Why cache the whole object and not just the key: This is also effective - and, at the point IPublishedSnapshot doesn't get in the way, it's just a matter of preference IMHO. It could be simpler if there was just the key though, admittedly. It's an excellent alternative to avoid IPublishedSnapshot issues.

It won't work in Load Balanced setups if you don't use ICacheRefresher so all frontend servers get notified, not only the master server: True. The example given in the post does not take LB setups into account.

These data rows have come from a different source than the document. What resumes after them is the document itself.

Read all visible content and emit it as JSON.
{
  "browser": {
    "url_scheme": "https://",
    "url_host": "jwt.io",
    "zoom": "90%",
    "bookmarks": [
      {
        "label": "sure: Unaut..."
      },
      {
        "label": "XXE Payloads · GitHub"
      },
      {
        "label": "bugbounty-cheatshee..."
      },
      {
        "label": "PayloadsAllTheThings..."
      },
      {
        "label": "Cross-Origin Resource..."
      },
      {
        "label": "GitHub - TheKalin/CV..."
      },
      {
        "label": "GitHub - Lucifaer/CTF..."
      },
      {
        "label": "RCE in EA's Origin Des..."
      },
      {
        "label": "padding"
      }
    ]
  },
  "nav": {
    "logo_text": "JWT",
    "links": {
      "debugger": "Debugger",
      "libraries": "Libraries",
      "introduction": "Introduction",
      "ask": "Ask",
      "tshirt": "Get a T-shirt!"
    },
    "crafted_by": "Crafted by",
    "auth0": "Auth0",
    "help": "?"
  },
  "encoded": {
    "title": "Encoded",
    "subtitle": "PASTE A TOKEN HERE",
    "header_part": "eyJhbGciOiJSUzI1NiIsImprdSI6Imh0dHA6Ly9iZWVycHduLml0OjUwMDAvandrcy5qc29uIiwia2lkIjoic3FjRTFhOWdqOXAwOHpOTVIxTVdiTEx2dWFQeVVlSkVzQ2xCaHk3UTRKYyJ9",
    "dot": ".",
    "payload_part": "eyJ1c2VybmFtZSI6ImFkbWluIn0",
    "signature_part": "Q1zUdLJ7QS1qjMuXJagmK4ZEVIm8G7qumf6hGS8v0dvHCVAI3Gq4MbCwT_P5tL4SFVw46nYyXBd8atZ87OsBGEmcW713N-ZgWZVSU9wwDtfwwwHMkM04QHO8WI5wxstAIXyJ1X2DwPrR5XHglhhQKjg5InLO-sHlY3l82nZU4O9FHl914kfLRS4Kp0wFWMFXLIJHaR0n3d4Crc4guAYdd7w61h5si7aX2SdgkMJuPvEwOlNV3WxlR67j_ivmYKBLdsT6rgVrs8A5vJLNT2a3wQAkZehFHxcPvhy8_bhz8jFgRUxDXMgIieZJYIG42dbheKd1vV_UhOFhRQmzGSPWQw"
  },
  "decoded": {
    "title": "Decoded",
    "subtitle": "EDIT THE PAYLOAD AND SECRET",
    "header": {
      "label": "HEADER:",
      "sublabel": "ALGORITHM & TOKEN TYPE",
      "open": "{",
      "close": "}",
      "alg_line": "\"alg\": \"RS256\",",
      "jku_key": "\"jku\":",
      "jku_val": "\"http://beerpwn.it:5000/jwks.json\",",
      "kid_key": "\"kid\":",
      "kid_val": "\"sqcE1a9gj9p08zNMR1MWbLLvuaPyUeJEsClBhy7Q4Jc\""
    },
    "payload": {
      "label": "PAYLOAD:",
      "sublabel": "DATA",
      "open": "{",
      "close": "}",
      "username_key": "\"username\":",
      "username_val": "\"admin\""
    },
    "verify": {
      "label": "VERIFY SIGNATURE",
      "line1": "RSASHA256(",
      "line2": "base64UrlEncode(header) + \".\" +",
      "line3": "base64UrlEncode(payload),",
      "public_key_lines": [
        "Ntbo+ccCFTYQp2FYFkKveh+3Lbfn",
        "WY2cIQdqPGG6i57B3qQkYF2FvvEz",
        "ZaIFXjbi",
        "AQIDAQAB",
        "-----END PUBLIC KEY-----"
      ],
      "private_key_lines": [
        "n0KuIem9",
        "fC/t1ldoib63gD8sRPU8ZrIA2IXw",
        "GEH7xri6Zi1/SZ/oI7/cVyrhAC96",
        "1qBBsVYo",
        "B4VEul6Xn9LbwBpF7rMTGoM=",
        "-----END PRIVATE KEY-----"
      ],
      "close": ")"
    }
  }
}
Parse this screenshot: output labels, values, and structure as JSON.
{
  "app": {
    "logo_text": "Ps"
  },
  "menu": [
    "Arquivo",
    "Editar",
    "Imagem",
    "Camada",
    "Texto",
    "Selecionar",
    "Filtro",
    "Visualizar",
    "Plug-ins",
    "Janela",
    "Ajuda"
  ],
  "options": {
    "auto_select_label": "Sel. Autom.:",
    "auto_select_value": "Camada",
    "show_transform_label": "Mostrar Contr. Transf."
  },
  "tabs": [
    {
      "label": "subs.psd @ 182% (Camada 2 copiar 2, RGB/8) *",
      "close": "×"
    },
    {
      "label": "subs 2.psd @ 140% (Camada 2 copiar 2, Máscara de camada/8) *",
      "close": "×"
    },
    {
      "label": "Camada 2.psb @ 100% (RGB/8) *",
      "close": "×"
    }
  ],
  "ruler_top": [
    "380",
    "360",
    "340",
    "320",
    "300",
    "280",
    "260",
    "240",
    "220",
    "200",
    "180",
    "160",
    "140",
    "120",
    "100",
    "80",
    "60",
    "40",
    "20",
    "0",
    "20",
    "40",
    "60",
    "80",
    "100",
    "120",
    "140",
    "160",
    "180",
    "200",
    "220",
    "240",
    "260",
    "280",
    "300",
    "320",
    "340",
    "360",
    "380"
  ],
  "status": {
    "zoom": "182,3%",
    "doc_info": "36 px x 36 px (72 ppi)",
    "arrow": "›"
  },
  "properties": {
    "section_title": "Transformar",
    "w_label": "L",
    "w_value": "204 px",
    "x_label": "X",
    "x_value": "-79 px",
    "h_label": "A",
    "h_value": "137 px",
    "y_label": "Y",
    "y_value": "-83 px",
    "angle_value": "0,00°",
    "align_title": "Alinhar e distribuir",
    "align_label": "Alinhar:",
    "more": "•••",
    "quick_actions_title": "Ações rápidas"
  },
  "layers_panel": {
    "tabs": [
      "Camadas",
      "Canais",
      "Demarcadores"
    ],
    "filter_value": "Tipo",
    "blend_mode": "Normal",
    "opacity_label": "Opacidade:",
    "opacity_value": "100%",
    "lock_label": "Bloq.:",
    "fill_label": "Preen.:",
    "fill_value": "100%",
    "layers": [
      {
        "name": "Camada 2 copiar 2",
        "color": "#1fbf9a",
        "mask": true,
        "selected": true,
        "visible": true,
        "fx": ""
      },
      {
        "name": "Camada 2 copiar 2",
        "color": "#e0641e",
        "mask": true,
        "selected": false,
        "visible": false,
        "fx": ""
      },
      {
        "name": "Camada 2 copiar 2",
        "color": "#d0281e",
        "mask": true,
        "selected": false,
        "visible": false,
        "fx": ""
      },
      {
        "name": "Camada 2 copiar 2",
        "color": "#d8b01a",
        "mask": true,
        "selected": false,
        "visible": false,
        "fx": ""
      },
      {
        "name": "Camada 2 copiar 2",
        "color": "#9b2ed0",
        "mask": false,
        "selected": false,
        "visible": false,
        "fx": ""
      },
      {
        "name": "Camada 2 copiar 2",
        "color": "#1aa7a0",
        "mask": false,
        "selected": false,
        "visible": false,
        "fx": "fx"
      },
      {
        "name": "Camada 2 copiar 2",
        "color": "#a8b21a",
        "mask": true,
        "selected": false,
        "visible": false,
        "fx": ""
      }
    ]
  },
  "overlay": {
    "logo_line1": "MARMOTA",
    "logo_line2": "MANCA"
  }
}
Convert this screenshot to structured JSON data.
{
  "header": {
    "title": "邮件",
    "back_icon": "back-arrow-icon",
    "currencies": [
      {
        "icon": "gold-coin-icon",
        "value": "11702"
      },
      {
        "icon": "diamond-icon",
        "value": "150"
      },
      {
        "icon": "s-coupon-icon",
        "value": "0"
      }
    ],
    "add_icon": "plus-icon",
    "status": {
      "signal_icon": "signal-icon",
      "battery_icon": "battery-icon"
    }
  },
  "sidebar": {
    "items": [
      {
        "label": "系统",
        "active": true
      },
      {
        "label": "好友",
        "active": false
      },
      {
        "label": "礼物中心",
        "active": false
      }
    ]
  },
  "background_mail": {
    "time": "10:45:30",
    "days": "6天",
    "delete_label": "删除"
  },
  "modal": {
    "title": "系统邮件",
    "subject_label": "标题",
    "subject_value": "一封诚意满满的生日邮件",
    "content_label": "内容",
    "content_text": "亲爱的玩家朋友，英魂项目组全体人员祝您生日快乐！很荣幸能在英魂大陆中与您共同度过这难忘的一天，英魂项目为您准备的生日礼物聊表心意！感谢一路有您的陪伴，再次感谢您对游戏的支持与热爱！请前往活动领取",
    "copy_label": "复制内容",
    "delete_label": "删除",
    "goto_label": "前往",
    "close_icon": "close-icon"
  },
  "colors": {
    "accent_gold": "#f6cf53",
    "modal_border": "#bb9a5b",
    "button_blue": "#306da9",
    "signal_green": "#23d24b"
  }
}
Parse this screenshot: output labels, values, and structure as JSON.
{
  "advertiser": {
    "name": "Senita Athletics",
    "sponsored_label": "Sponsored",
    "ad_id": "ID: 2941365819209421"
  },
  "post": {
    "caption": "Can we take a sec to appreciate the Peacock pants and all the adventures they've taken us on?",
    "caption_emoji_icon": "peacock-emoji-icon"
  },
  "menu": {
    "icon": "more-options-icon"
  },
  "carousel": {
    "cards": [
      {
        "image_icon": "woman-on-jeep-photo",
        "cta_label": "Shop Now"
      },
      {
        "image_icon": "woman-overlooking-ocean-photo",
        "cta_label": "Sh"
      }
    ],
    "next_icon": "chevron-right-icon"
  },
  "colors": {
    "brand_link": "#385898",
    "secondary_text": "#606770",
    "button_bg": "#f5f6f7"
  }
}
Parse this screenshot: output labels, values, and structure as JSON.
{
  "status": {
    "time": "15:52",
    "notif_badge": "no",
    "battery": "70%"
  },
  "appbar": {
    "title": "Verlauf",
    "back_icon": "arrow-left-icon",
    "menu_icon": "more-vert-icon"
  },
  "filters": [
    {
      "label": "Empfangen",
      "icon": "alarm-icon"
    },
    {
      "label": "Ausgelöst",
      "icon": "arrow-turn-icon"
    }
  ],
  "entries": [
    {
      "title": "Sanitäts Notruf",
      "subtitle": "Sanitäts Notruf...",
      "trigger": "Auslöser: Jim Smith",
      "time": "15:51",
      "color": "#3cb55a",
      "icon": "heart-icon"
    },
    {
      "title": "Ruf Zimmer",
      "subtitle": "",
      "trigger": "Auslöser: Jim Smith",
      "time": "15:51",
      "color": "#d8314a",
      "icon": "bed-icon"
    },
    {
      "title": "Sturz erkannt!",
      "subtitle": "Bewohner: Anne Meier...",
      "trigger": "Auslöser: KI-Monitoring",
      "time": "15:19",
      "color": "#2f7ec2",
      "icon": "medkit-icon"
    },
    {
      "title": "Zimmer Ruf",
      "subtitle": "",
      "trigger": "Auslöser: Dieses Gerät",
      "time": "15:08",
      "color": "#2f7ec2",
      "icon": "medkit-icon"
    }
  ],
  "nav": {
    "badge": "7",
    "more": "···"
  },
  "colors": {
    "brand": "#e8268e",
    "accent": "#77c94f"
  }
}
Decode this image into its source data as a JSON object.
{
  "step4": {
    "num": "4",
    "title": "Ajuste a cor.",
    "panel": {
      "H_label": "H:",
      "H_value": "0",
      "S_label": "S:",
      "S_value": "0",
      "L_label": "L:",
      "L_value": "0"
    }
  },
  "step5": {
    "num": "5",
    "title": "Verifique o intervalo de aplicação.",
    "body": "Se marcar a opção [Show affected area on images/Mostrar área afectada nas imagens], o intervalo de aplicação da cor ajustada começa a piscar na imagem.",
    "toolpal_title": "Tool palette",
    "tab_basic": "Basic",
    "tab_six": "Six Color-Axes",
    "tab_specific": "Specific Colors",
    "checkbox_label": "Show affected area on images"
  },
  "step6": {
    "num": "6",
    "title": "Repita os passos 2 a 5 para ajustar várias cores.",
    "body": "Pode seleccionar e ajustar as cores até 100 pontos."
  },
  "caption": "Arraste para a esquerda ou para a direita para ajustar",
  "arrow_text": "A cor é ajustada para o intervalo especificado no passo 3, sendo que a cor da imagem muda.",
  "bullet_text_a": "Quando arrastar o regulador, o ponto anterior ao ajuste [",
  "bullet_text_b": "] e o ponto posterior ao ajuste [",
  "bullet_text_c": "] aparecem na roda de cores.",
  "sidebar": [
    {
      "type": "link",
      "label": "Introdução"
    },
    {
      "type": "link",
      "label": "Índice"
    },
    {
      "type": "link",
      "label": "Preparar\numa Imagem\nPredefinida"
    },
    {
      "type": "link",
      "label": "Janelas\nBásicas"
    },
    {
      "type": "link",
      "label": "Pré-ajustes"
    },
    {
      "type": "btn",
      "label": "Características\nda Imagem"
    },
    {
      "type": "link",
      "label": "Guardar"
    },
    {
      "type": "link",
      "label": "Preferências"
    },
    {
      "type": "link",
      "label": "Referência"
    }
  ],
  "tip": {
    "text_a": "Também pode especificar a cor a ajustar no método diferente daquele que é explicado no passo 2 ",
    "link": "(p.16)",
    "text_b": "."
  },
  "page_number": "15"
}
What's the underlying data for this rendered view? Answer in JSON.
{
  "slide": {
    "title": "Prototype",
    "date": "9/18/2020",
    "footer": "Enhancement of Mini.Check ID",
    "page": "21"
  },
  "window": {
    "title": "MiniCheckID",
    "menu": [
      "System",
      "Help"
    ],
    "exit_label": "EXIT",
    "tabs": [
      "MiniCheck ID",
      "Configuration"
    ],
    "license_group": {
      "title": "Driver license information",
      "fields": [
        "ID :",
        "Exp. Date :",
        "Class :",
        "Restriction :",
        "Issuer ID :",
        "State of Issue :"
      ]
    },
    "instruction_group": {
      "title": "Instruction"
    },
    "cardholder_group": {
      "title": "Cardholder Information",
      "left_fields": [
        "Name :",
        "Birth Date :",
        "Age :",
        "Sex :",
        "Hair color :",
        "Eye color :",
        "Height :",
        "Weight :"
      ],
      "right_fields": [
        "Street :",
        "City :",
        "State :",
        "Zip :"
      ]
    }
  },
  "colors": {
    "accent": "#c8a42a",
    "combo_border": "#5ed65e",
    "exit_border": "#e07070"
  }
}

Special" docs not usually being deep into the hierarhcy so caching is not really offering anything in terms of performance: A valid point. But, based on past experience, I've needed to cache stuff that was indeed buried deep into the hierarchy (> level 3-4). E.g.: A "careers" root page on the 3rd level, or a "partners" root page on a similar level. Those can indeed hurt performance if the hierarchy is queried for them all the time. The solution I'm proposing is level-independent.

Adding settings to the parent/root node instead of using "special" nodes is more effective: This is a whole different chapter which I'd be happy to discuss in depth. I've gone with that approach for a long time in the past, and realized it's good only when you have a few settings - but when you have a whole bunch of them it becomes tedious. Also, this caching approach is not only related to settings nodes.

Extend the UmbracoHelper class instead: This is indeed an interesting approach as an alternative. Time Geyssens has posted an excellent article on how to do this here: https://dev.to/timgeyssens/extending-the-umbracohelper-class-in-umbraco-v8-3l0l

Happy coding!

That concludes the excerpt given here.